За время, которое они идут до кухни, Эмма успевает передумать десяток разных причин, пожалеть Элию и отругать ее за безрассудство – в мыслях, конечно же. А потом ошарашенно смотрит на Руфию, сходу подхватывающую ее за руку и заставляющую пробовать немыслимо вкусную похлебку, варящуюся в большом котелке.

– Любимое блюдо хозяйки, – кивает Элия и, отдуваясь, осторожно садится за стол. Эмма смотрит сначала на нее, потом на хлопочущую у котла Руфию, затем принимается разглядывать кухню.

Не поздновато ли для готовки? Впрочем, если Руфии не спится…

В лудусе все было не так. Никто не пустил бы ее пробовать хозяйскую еду, да и из личных рабов она знает только Регину. А здесь… Лупа сразу познакомила ее с ними. И спокойно отпустила гулять по дому, будто заранее знает, что Эмма никуда не денется. А если бы она вознамерилась сбежать?

– Сбежать? – удивляется Руфия, когда Эмма открыто спрашивает ее об этом, наплевав на последствия. – Зачем, деточка? Я уже старая, куда мне бежать? А Лупа – хорошая девочка, я ее вырастила, хочу и ее ребенка покачать.

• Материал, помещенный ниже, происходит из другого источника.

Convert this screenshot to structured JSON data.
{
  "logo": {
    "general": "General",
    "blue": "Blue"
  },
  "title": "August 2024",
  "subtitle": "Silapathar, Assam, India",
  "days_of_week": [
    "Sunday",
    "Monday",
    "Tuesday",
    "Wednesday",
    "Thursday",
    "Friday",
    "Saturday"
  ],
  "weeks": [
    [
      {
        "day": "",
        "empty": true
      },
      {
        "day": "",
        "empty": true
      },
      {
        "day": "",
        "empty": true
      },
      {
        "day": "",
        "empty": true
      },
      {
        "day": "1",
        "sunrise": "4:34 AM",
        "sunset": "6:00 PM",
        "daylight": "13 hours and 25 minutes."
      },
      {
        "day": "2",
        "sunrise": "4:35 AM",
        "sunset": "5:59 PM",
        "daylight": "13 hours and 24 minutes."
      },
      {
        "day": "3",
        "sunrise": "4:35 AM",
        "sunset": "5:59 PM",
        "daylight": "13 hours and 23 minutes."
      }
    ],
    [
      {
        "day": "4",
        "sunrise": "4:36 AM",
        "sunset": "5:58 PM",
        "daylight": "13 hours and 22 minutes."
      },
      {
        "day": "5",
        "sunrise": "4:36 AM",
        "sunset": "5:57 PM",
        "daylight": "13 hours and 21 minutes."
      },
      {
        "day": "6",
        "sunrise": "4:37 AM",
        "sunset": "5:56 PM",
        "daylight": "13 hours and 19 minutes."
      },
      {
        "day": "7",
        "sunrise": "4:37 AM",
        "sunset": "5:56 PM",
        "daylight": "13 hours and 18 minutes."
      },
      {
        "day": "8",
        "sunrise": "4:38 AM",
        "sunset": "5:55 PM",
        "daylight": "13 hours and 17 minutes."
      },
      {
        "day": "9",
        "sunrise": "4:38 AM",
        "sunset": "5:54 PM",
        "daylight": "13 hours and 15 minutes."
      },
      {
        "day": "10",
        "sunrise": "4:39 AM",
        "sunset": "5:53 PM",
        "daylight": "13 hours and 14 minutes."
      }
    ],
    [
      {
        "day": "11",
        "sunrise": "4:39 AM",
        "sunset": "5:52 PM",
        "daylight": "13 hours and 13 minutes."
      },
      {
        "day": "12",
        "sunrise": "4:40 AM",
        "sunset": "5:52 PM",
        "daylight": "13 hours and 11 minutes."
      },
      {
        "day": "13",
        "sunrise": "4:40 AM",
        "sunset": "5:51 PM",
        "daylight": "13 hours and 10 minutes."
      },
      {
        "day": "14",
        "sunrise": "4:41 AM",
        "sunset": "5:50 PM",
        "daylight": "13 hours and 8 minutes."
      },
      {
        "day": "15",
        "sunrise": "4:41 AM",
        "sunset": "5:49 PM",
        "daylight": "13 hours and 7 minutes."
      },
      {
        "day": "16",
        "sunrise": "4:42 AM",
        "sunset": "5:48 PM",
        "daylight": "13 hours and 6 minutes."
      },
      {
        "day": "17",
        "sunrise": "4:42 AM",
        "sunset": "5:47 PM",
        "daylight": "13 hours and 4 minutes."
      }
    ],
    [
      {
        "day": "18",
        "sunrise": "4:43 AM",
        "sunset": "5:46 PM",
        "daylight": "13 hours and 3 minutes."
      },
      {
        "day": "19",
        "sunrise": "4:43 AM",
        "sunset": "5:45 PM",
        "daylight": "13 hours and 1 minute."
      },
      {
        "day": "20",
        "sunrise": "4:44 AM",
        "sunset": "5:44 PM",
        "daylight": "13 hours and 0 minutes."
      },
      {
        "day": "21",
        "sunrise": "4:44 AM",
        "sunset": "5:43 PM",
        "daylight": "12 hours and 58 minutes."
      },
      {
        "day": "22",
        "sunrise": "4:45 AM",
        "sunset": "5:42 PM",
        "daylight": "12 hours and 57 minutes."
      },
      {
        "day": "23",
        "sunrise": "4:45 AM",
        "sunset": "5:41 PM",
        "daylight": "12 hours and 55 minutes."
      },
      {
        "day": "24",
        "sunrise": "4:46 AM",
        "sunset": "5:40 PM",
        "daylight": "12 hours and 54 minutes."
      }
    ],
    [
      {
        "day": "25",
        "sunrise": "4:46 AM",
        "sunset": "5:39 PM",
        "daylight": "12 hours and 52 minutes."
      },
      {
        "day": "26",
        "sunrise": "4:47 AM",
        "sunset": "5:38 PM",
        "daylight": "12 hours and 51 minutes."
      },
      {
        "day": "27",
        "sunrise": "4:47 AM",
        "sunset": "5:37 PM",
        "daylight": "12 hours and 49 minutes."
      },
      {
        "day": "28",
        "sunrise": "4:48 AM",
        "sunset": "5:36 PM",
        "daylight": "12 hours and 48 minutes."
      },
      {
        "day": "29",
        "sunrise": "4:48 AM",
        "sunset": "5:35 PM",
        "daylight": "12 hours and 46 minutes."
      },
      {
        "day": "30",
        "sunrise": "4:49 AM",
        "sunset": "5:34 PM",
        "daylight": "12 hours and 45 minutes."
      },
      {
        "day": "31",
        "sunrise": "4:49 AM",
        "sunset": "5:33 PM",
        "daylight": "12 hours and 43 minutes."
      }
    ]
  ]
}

– Я про себя, – смущается Эмма, чем вызывает смех у Элии. Та качает головой.

– Все не так просто, Эмма. Это в доме ты можешь ходить, где хочешь и когда хочешь. Снаружи, за воротами, тебя будут ждать. И тебе не понравится это ожидание.

Ее лицо мрачнеет, она кладет руки на свой живот.

Руфия поджимает губы и переводит тему, спрашивая:

– Эмма, ты гладиатор?

Эмма кивает, настораживаясь. Она ждет, что сейчас ее спросят, как же так получилось, что гладиатор стал подстилкой богатой римлянки, и готовится дать отпор.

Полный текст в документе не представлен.